Foto: Agência Brasil
De acordo com um relatório divulgado nesta quarta-feira (22) pelo Tesouro Nacional, o total de despesas de anos anteriores autorizadas para este ano soma R$ 180,7 bilhões, queda de 4,7% em relação ao estoque de R$ 189,6 bilhões registrado no início de 2019.
Em valores corrigidos pelo Índice Nacional de Preços ao Consumidor Amplo (IPCA), a redução chega a 8,6%.
O motivo da redução seria um decreto, em vigor desde 2019, que permitiu o cancelamento em dezembro, de R$ 11,7 bilhões de restos a pagar autorizados até o fim de 2016. A maior parte das verbas canceladas refere-se a gastos contratados em 2014 (R$ 3,076 bilhões), 2015 (R$ 2,356 bilhões) e 2016 (R$ 2,185 bilhões).

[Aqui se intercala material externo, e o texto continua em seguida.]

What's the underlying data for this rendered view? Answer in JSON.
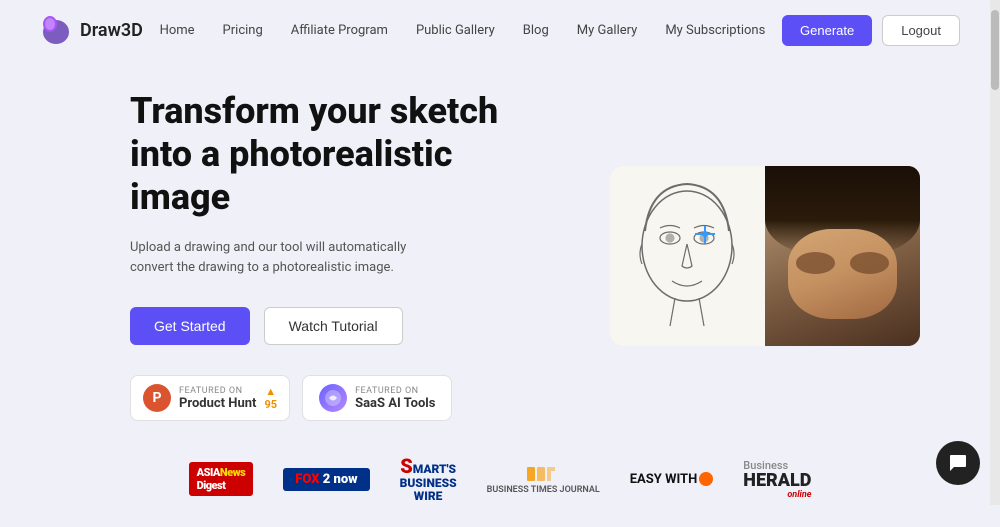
{
  "header": {
    "logo_text": "Draw3D",
    "nav": {
      "home": "Home",
      "pricing": "Pricing",
      "affiliate": "Affiliate Program",
      "gallery": "Public Gallery",
      "blog": "Blog",
      "my_gallery": "My Gallery",
      "subscriptions": "My Subscriptions"
    },
    "generate_btn": "Generate",
    "logout_btn": "Logout"
  },
  "hero": {
    "title": "Transform your sketch into a photorealistic image",
    "subtitle": "Upload a drawing and our tool will automatically convert the drawing to a photorealistic image.",
    "get_started_btn": "Get Started",
    "watch_tutorial_btn": "Watch Tutorial"
  },
  "badges": {
    "ph_featured_label": "FEATURED ON",
    "ph_name": "Product Hunt",
    "ph_score": "95",
    "ph_score_arrow": "▲",
    "saas_featured_label": "Featured on",
    "saas_name": "SaaS AI Tools"
  },
  "media": {
    "logos": [
      {
        "id": "asia",
        "label": "ASIA News Digest"
      },
      {
        "id": "fox",
        "label": "FOX 2 now"
      },
      {
        "id": "sbw",
        "label": "SMART'S BUSINESS WIRE"
      },
      {
        "id": "btj",
        "label": "BUSINESS TIMES JOURNAL"
      },
      {
        "id": "easy",
        "label": "EASY WITH"
      },
      {
        "id": "herald",
        "label": "Business HERALD online"
      }
    ]
  },
  "colors": {
    "accent": "#5b4ff5",
    "ph_orange": "#da552f"
  }
}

Os restos a pagar são despesas empenhadas num exercício, mas não executadas até 31 de dezembro, ficando para os anos seguintes. De acordo com o Ministério da Economia, muitos restos a pagar não são executados por problemas de projeto ou de licenciamento ambiental.
Quando isso acontece, o dinheiro fica vários anos empoçado. Uma espécie de reserva, mas sem poder ser gasto pelos ministérios. Como os gastos apenas estavam na fase de autorização, a maioria dos projetos nem sequer saiu do papel, informou a pasta.
Hoje, do total de R$ 180,7 bilhões em restos a pagar, R$ 108,3 bilhões ainda estão na fase de empenho. Os R$ 72,4 bilhões restantes foram processados. Segundo o Tesouro, houve redução de R$ 19,1 bilhões nas reinscrições de despesas de anos anteriores por conta do mecanismo do decreto.